Vers un nouveau plan stratégique

17 février 2020
Photo : Michael Grimm

Février, le mois de l’amour pour des milliers d’auteurs canadiens

17 février 2020

Billet de blogue du directeur et chef de la direction, Simon Brault

Pour près de 18 000 créatrices et créateurs du monde littéraire – représentant plus de 79 000 titres repérés dans nos bibliothèques publiques – le mois de février est vraiment le mois de l’amour! En effet, chaque année, en février, le Conseil des arts leur fait parvenir des paiements à titre de compensation pour l’accès gratuit à leurs ouvrages acquis par des bibliothèques publiques du Canada. Cette année, les paiements versés varieront entre 50 $ et 4 500 $. Et tout cela, grâce au Programme du droit de prêt public (DPP) du Conseil.

Ce programme bénéficie des lumières d’un conseil consultatif permanent, la Commission du droit de prêt public, pour la définition de ses critères et sa promotion continue auprès des auteures, auteurs, illustratrices, illustrateurs, narratrices, narrateurs, traductrices, traducteurs, photographes et directrices et directeurs de direction admissibles.

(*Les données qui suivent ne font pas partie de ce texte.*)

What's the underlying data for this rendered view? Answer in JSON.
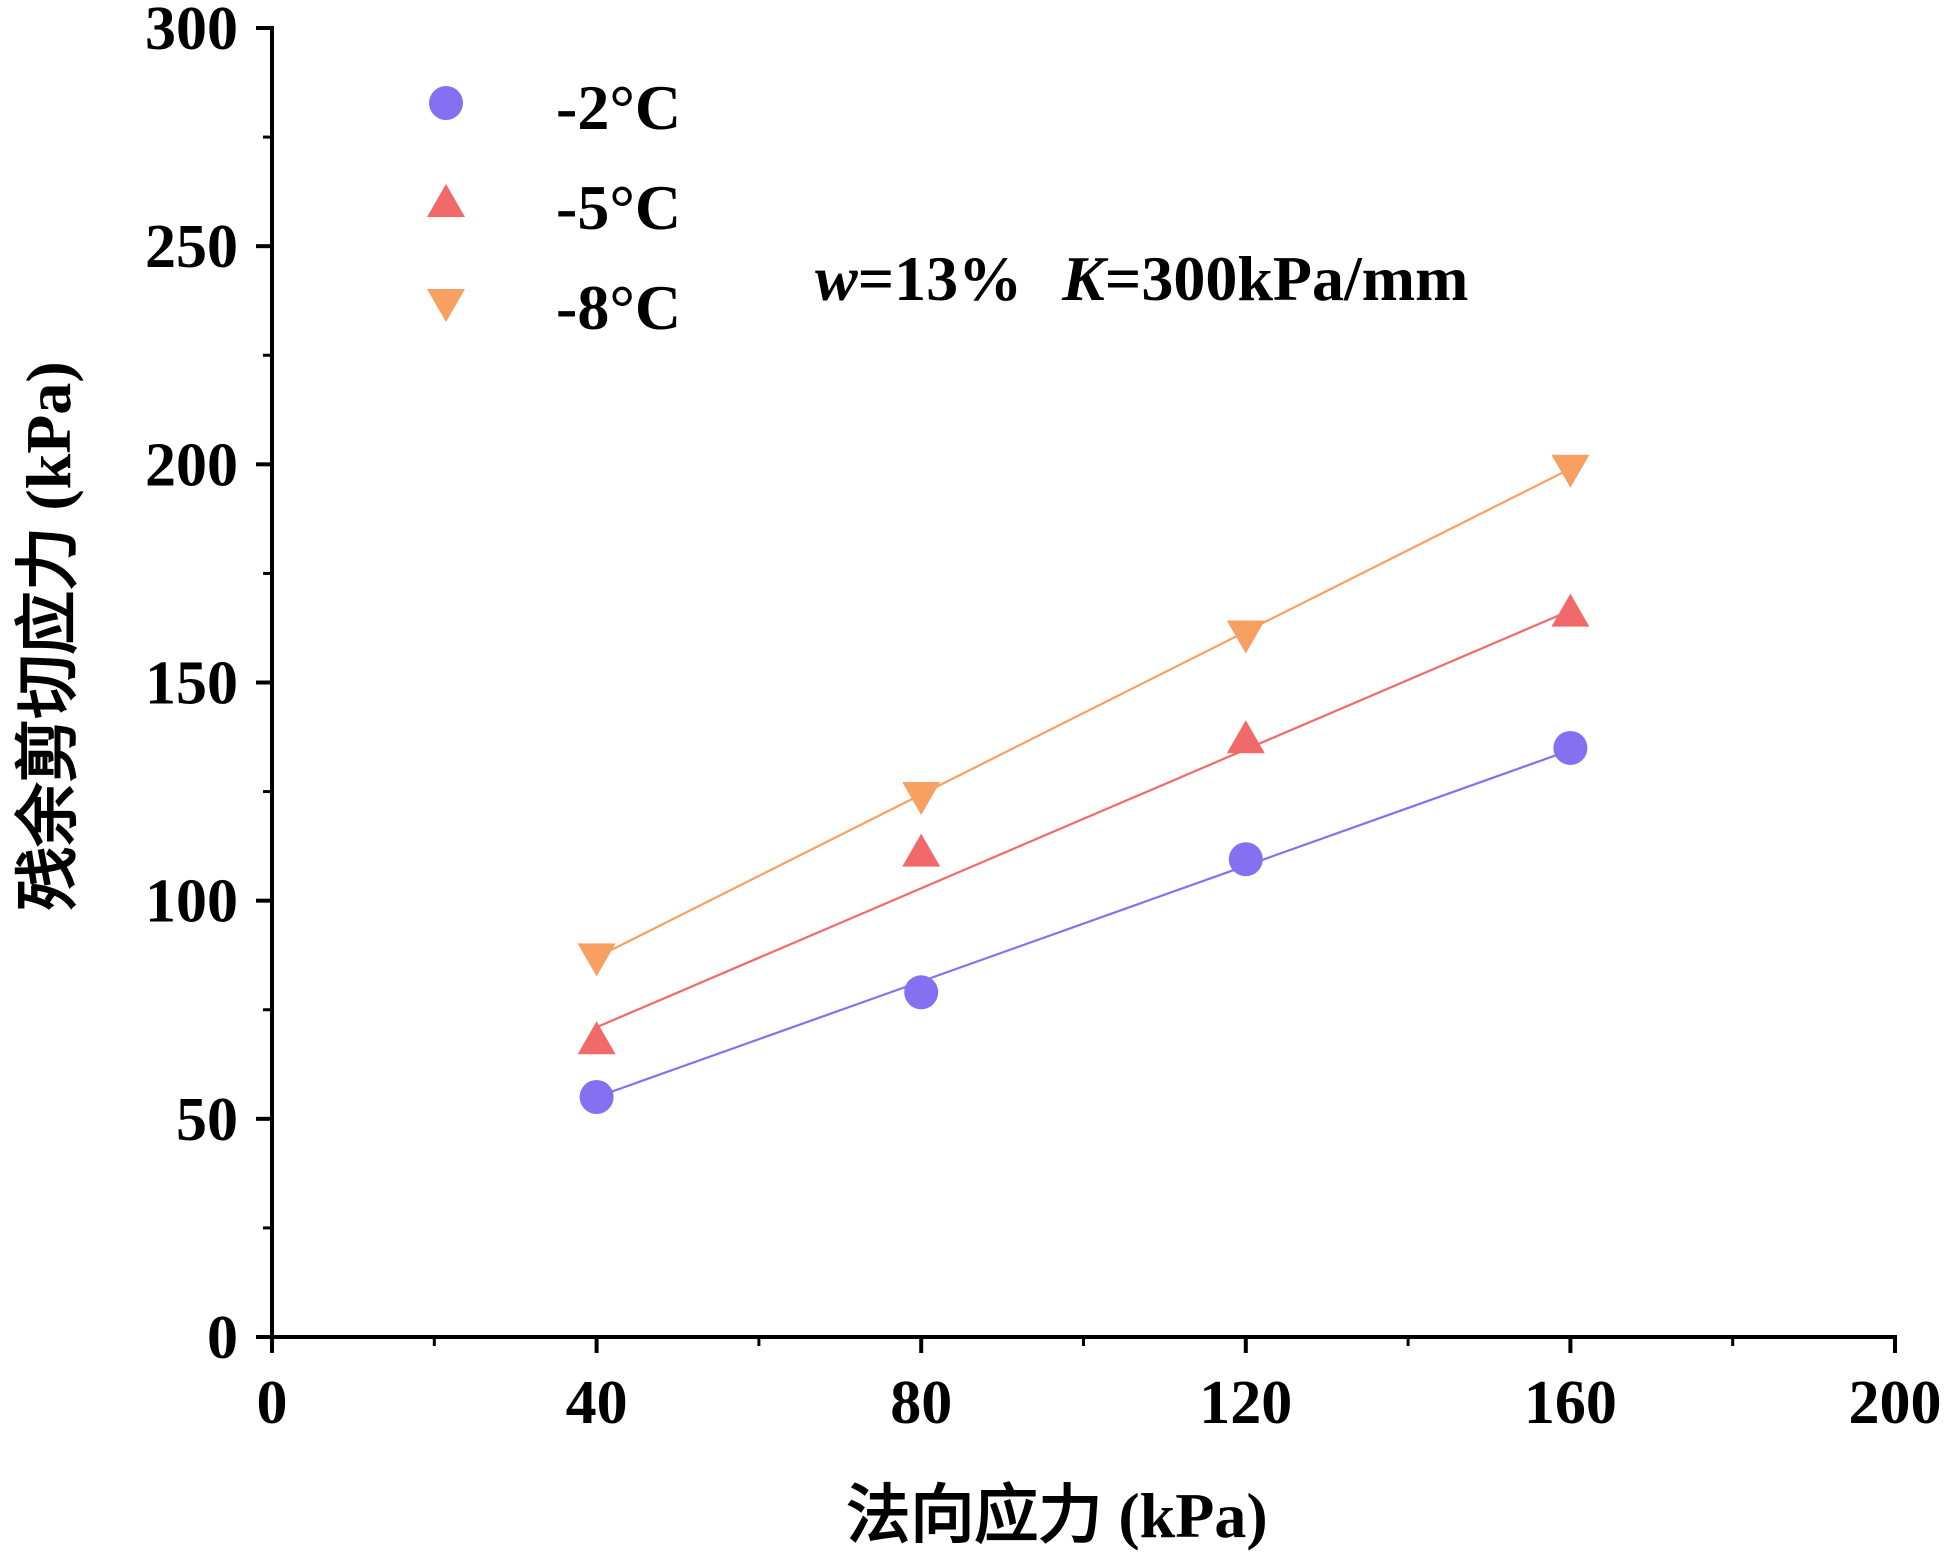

Un investissement historique du Conseil pour soutenir les auteurs et encourager la lecture des œuvres canadiennes

Pour la deuxième année consécutive, le Conseil injecte une somme additionnelle de 2,5 millions de dollars dans le programme du DPP dont les paiements totaux aux créatrices et créateurs ont augmenté de 5 millions de dollars entre 2018 et 2020. Nous avons pris cette décision parce que nous croyons à la valeur de ce programme qui profite directement aux créatrices et créateurs du monde littéraire, premières victimes de la disruption numérique qui bouleverse l’écosystème du livre. Nous croyons aussi à la mission de démocratisation des bibliothèques publiques et à l’importance primordiale de la lecture comme vecteur d’émancipation, de stimulation de la curiosité, d’apprentissage et de socialisation.

Nous sommes aussi très heureux de pouvoir accueillir de nouveaux titres ainsi que de nouvelles créatrices et de nouveaux créateurs, puisque près de 25 % de tous nos investissements additionnels leur ont été versés, ce qui augure bien pour la pérennité et le renouvellement de ce programme.

Une validation qui compte vraiment

Je me souviens très bien de ce que j’ai ressenti lorsque j’ai reçu le premier paiement du DPP en 2012 pour mon essai Le Facteur C, l’avenir passe par la culture (100 % des droits comme auteur) et pour sa traduction en anglais No Culture, No Future (50 % pour moi, comme auteur; et 50 %, pour Jonathan Kaplinsky, le traducteur). J’étais content non seulement de recevoir cette somme d’argent, mais plus encore de constater que les efforts que j’avais investis étaient récompensés. En effet, ce paiement me confirmait que mon livre était en circulation dans le réseau des bibliothèques publiques et m’encourageait à connaître encore plus mes lectrices et lecteurs. Évidemment, je ne suis pas un auteur prolifique, car je suis occupé à autre chose en ce moment, mais j’ai quand même le sentiment de faire partie d’une communauté qui change le monde un livre à la fois.

Combien de fois ai-je entendu des auteures, auteurs, traductrices, traducteurs, illustratrices ou illustrateurs dire que ce paiement annuel leur confirmait leur choix de vie et leur identité de créatrice ou de créateur et qu’il symbolisait une reconnaissance sociale du rôle des artistes malheureusement trop rare. Sans compter la source de revenus à long terme qu’il procure à celles et ceux maintes fois publiés.

Merci aux créatrices et créateurs du monde littéraire de continuer à créer, merci aux bibliothécaires de poursuivre leur mission de partager la connaissance en développant les habitudes de lecture. Merci à vous de lire et d’inciter à lire. C’est le plus sûr moyen d’éclairer notre avenir.